Jada McNair Elliott, a social worker who tends to her, recently got in touch with the Dream Foundation, a California-based wish-granting organization for adults.
Sure, they said, they'd pick up the tab for Monroe's evening out. And throw in a chauffeured white limo.
"It seems like a small wish, doesn't it?" Elliott said. "But it's a big deal for her."
Earlier Tuesday, Monroe was in her room, one she shares with a couple of residents, at a personal-care home in south Macon.
She was about to change into a black pantsuit for her big night.
She said she'd been craving Olive Garden for the longest time. She gets by on $110 a month in spending money.
She never eats out. The last time was that lonely birthday dinner nearly six years ago.
Why Olive Garden?
"Because of the advertisement on TV," she said. "It looks soooo good."
Months back, she asked the woman who bathes her how the food there tastes.
The woman told her she'd love it.
"I want a steak with some cheese and special stuff on it like they have on TV," Monroe said to the woman. "And I want me a margarita."
The other day the foundation mailed Monroe a box of goodies: a "Dream On" T-shirt, an American flag, a tiara and a perfumed blue-fabric corsage. The gifts made her cry.
She took a whiff of the fake flower and motioned to the package it came in.
"I wish the perfume was in here," she said. "I don't have any."
An oxygen tube runs ear to ear beneath her nose. She has worn it so long that it feels like part of her. She takes it off sometimes, though, to smoke her Wildhorse menthols. She said young people should stay away from cigarettes. "It's worser than drugs."
The oldest of six children, Monroe grew up in the notorious Pruitt-Igoe housing project in St. Louis. Her father, who worked at a laundry, died when she was 4.
When she was little, at Christmas her family had a silver tree with a spotlight shining on it. She used to wait until everyone was asleep and sneak out of her room to stare at the tree.
One year for Christmas she got a doll and named her Susie. She kept it until she was 16. She got pregnant. Her mother tossed Susie in an incinerator.

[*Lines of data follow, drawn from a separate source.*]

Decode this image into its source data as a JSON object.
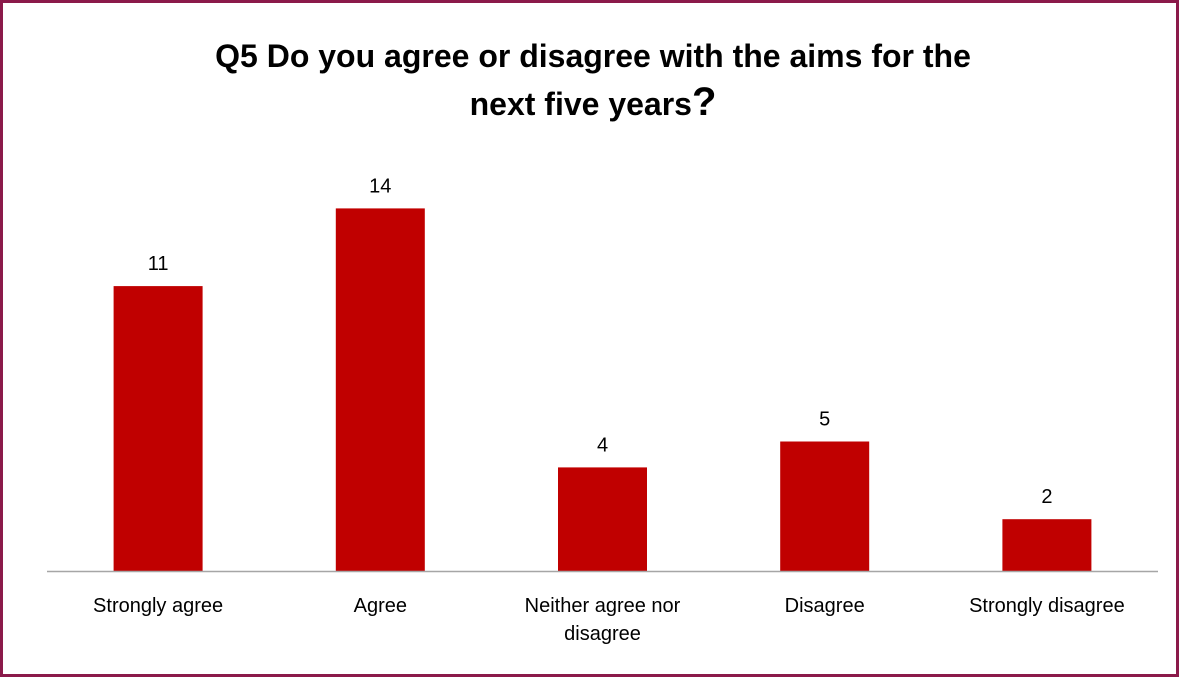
{
  "chart_data": {
    "type": "bar",
    "title_line1": "Q5 Do you agree or disagree with the aims for the",
    "title_line2": "next five years",
    "title_qmark": "?",
    "categories": [
      "Strongly agree",
      "Agree",
      "Neither agree nor disagree",
      "Disagree",
      "Strongly disagree"
    ],
    "category_lines": [
      [
        "Strongly agree"
      ],
      [
        "Agree"
      ],
      [
        "Neither agree nor",
        "disagree"
      ],
      [
        "Disagree"
      ],
      [
        "Strongly disagree"
      ]
    ],
    "values": [
      11,
      14,
      4,
      5,
      2
    ],
    "xlabel": "",
    "ylabel": "",
    "ylim": [
      0,
      14
    ],
    "grid": false,
    "legend": "none",
    "bar_color": "#c00000",
    "axis_color": "#a6a6a6",
    "frame_color": "#8b1a4a"
  }
}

"She said I was getting ready to have my own doll," Monroe recalled.
She later worked selling clothes, then as a hotel maid, a cook at McDonald's and as a private nurse. She moved to Georgia, settling in Milledgeville, Eatonton, then Macon.
She's been sick for years and can't take care of herself. She has three children. Two daughters and a son.
"But I don't see 'em," she said.
Beside her bed sat three boxes. Her belongings. Among them, a TV, a stereo and a Regulator wall clock she bought at J.C. Penney ages ago.
Propped nearby was a piece of art, a framed drawing of a man hugging a woman. Monroe's eyes fixed on their embrace.
"When a woman and a man marry," she said, "a woman wants her husband to love her like that."
Her stuff was in boxes because she was moving to a home in Eatonton where she knows people. Her church isn't far.
When the limo showed up to take her to eat, they carted out her belongings and stowed them in the stretch, a chariot of a U-Haul.
First stop: dinner.
Next stop: the rest of her life in Eatonton.
When the limo pulled up at the crape myrtle-skirted Olive Garden near Macon Mall, Monroe said, "I'm ready to eat!"
As they wheeled her inside, tiara atop her head, oxygen tube tucked away, she said, "I'm being treated like a singer. Lord, take my breath away."
She must have said thank you 100 times.
"I'm gonna remember this for the rest of my life," she said.
At the table, she slipped out her false teeth.
"I wanna taste everything," she said.
She asked about the appetizers. A waitress suggested stuffed mushrooms.
"I love mushrooms," Monroe said. "I ain't never had 'em stuffed, though."
She went with the spinach dip.
Then she ordered her steak, the Steak Gorgonzola-Alfredo, medium rare.
When it got to the table, chef Channing Johnson came out to see if it passed muster. Monroe took a bite and chewed. And chewed.
"It's wonderful," she told the cook. "You did a beautiful job. ... You made it so good."
She looked up at Johnson.
"You all right, baby," Monroe said. "You can cook for me all the time. How is you with chitlins?"
The chef squatted beside her and posed for a picture.
A friend said she had to kiss the cook, so she did. On the cheek.
"You smell good, too," Monroe told him.
"You made my day," the cook replied.